Like that, he became an illegal immigrant and, as such, ineligible for the financial aid he had counted on to matriculate.
School officials say his case is not unusual. Each year, students in this country illegally who have excelled at high school suddenly run up against the brick wall of their immigration status as they try to figure out how to pay for college. Schools are not allowed to ask for proof of citizenship. But without a Social Security number, the students cannot fill out the universal form required to apply for federal aid and loans.
Fernando, 18, who spoke on the condition that his last name not be published, was the only illegal immigrant in Lindblom Math & Science Academy's first graduating class in 2009, said Paul Welsh, one of the school's counselors.
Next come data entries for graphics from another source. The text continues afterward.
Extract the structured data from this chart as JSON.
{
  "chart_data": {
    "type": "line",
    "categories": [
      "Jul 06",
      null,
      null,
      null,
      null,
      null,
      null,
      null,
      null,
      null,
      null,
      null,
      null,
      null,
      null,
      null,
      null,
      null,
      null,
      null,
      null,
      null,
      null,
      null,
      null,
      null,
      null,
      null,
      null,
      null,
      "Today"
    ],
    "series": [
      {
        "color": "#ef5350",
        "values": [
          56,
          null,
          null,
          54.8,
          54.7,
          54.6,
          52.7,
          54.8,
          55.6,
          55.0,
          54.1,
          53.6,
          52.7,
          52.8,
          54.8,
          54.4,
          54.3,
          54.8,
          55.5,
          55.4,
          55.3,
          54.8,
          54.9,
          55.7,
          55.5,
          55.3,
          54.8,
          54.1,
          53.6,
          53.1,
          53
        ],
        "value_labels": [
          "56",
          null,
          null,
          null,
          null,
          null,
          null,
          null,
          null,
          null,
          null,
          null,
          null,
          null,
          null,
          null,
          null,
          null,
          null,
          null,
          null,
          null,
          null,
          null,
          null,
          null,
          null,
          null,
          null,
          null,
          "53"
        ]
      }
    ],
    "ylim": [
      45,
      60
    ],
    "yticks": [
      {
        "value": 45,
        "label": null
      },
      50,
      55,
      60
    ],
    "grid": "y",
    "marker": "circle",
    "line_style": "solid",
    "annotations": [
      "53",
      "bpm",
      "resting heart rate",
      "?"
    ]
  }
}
This year, the school had at least three other seniors like Fernando in a class of 86. .
Welsh and three other counselors have started to confidentially ask early on if students are in this country illegally in order to have more time to work with scholarship providers and colleges to create opportunities.
"I'm watching these kids' future disappear because of the accident of their birth," Welsh said. "I was born a white guy in the United States. These kids are just as qualified as me or anyone else."
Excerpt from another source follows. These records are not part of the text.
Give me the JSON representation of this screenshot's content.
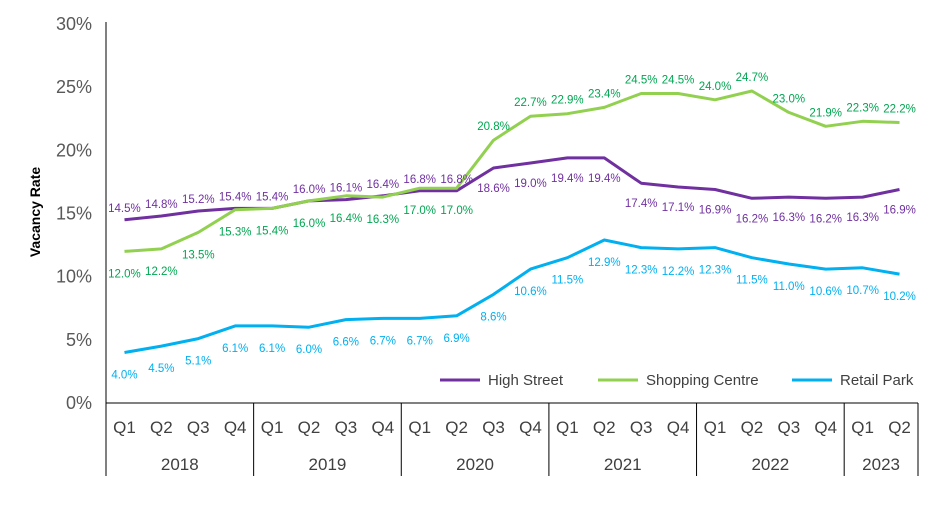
{
  "chart_data": {
    "type": "line",
    "ylabel": "Vacancy Rate",
    "ylim": [
      0,
      30
    ],
    "yticks": [
      "0%",
      "5%",
      "10%",
      "15%",
      "20%",
      "25%",
      "30%"
    ],
    "grid": false,
    "legend_position": "bottom-right",
    "categories": [
      "Q1",
      "Q2",
      "Q3",
      "Q4",
      "Q1",
      "Q2",
      "Q3",
      "Q4",
      "Q1",
      "Q2",
      "Q3",
      "Q4",
      "Q1",
      "Q2",
      "Q3",
      "Q4",
      "Q1",
      "Q2",
      "Q3",
      "Q4",
      "Q1",
      "Q2"
    ],
    "years": [
      {
        "label": "2018",
        "count": 4
      },
      {
        "label": "2019",
        "count": 4
      },
      {
        "label": "2020",
        "count": 4
      },
      {
        "label": "2021",
        "count": 4
      },
      {
        "label": "2022",
        "count": 4
      },
      {
        "label": "2023",
        "count": 2
      }
    ],
    "series": [
      {
        "name": "High Street",
        "color": "#70309f",
        "label_color": "#7030a0",
        "values": [
          14.5,
          14.8,
          15.2,
          15.4,
          15.4,
          16.0,
          16.1,
          16.4,
          16.8,
          16.8,
          18.6,
          19.0,
          19.4,
          19.4,
          17.4,
          17.1,
          16.9,
          16.2,
          16.3,
          16.2,
          16.3,
          16.9
        ],
        "labels": [
          "14.5%",
          "14.8%",
          "15.2%",
          "15.4%",
          "15.4%",
          "16.0%",
          "16.1%",
          "16.4%",
          "16.8%",
          "16.8%",
          "18.6%",
          "19.0%",
          "19.4%",
          "19.4%",
          "17.4%",
          "17.1%",
          "16.9%",
          "16.2%",
          "16.3%",
          "16.2%",
          "16.3%",
          "16.9%"
        ]
      },
      {
        "name": "Shopping Centre",
        "color": "#92d050",
        "label_color": "#00a651",
        "values": [
          12.0,
          12.2,
          13.5,
          15.3,
          15.4,
          16.0,
          16.4,
          16.3,
          17.0,
          17.0,
          20.8,
          22.7,
          22.9,
          23.4,
          24.5,
          24.5,
          24.0,
          24.7,
          23.0,
          21.9,
          22.3,
          22.2
        ],
        "labels": [
          "12.0%",
          "12.2%",
          "13.5%",
          "15.3%",
          "15.4%",
          "16.0%",
          "16.4%",
          "16.3%",
          "17.0%",
          "17.0%",
          "20.8%",
          "22.7%",
          "22.9%",
          "23.4%",
          "24.5%",
          "24.5%",
          "24.0%",
          "24.7%",
          "23.0%",
          "21.9%",
          "22.3%",
          "22.2%"
        ]
      },
      {
        "name": "Retail Park",
        "color": "#00b0f0",
        "label_color": "#00b0f0",
        "values": [
          4.0,
          4.5,
          5.1,
          6.1,
          6.1,
          6.0,
          6.6,
          6.7,
          6.7,
          6.9,
          8.6,
          10.6,
          11.5,
          12.9,
          12.3,
          12.2,
          12.3,
          11.5,
          11.0,
          10.6,
          10.7,
          10.2
        ],
        "labels": [
          "4.0%",
          "4.5%",
          "5.1%",
          "6.1%",
          "6.1%",
          "6.0%",
          "6.6%",
          "6.7%",
          "6.7%",
          "6.9%",
          "8.6%",
          "10.6%",
          "11.5%",
          "12.9%",
          "12.3%",
          "12.2%",
          "12.3%",
          "11.5%",
          "11.0%",
          "10.6%",
          "10.7%",
          "10.2%"
        ]
      }
    ]
  }
}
Since 2001, legislation that would help college students in this country illegally afford tuition by paving a way toward legal residency has sat idle in Congress, part of the ongoing debate over federal immigration reforms.
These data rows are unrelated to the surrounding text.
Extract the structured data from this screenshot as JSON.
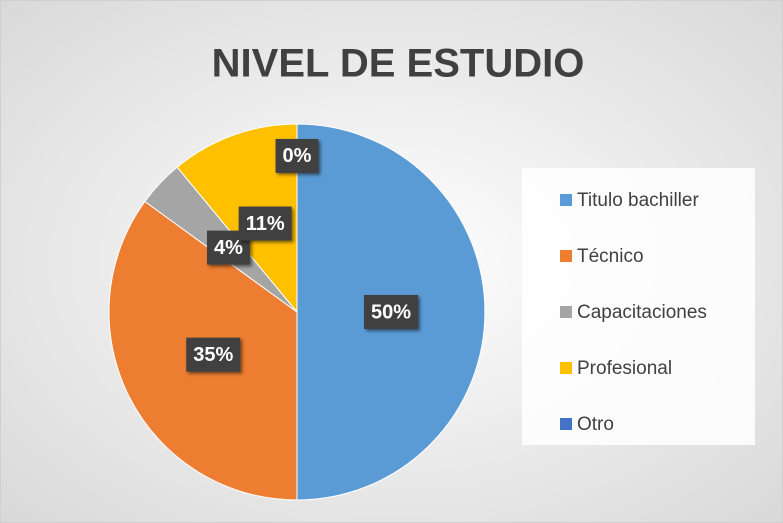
{
  "chart_data": {
    "type": "pie",
    "title": "NIVEL DE ESTUDIO",
    "categories": [
      "Titulo bachiller",
      "Técnico",
      "Capacitaciones",
      "Profesional",
      "Otro"
    ],
    "values": [
      50,
      35,
      4,
      11,
      0
    ],
    "value_labels": [
      "50%",
      "35%",
      "4%",
      "11%",
      "0%"
    ],
    "colors": [
      "#5b9bd5",
      "#ed7d31",
      "#a5a5a5",
      "#ffc000",
      "#4472c4"
    ],
    "legend": "right"
  }
}
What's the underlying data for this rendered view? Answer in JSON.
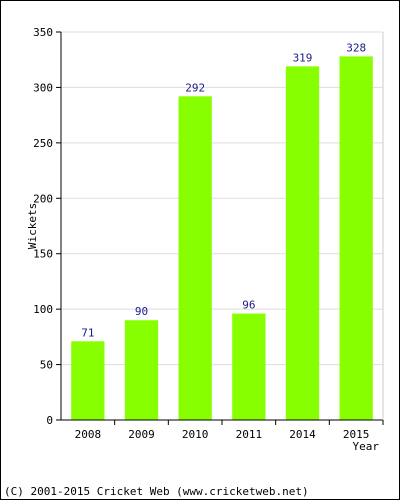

But the so-called Dream Act has garnered new attention recently as young adults across the nation have held sit-ins, such as one in Arizona that led to three students getting arrested outside U.S. Sen. John McCain's office, and "coming out" rallies, where they publicly proclaim their status.
Even as their families push them to excel, students in this country illegally say they sometimes want to give up on school when faced with dismal scholarship options and an uncertain future. They are often frustrated to see their peers, who may have lesser academic qualifications and less financial need, throw away opportunities.
"(Fernando's) story is very similar to many other stories I've heard," said Nilda Flores-Gonzalez, associate professor of sociology and Latino studies at the University of Illinois at Chicago. "There are a lot of young undocumented students who are faced with the same situation."
About 65,000 children who have lived in the United States illegally for five years or longer graduate from high school each year, according to a 2009 report by The College Board, a not-for-profit that aims to connect students to college opportunities.
While Chicago Public Schools officials said that they were anecdotally aware of illegal immigrants in their schools, they do not track them.
CPS spokeswoman Monique Bond said in an e-mail that Chicago schools with high immigrant populations have started fundraising fairs and partnerships with community agencies to help create more options for these students.
At Hancock College Preparatory High School near Midway Airport, where 15 percent — or 30— seniors this year are in the country illegally, officials have held carwashes and cookouts to help them attend college.
"We are actively trying to manage this situation …" said Principal Pam Glynn. "We are all about changing the landscape and leveling the playing field."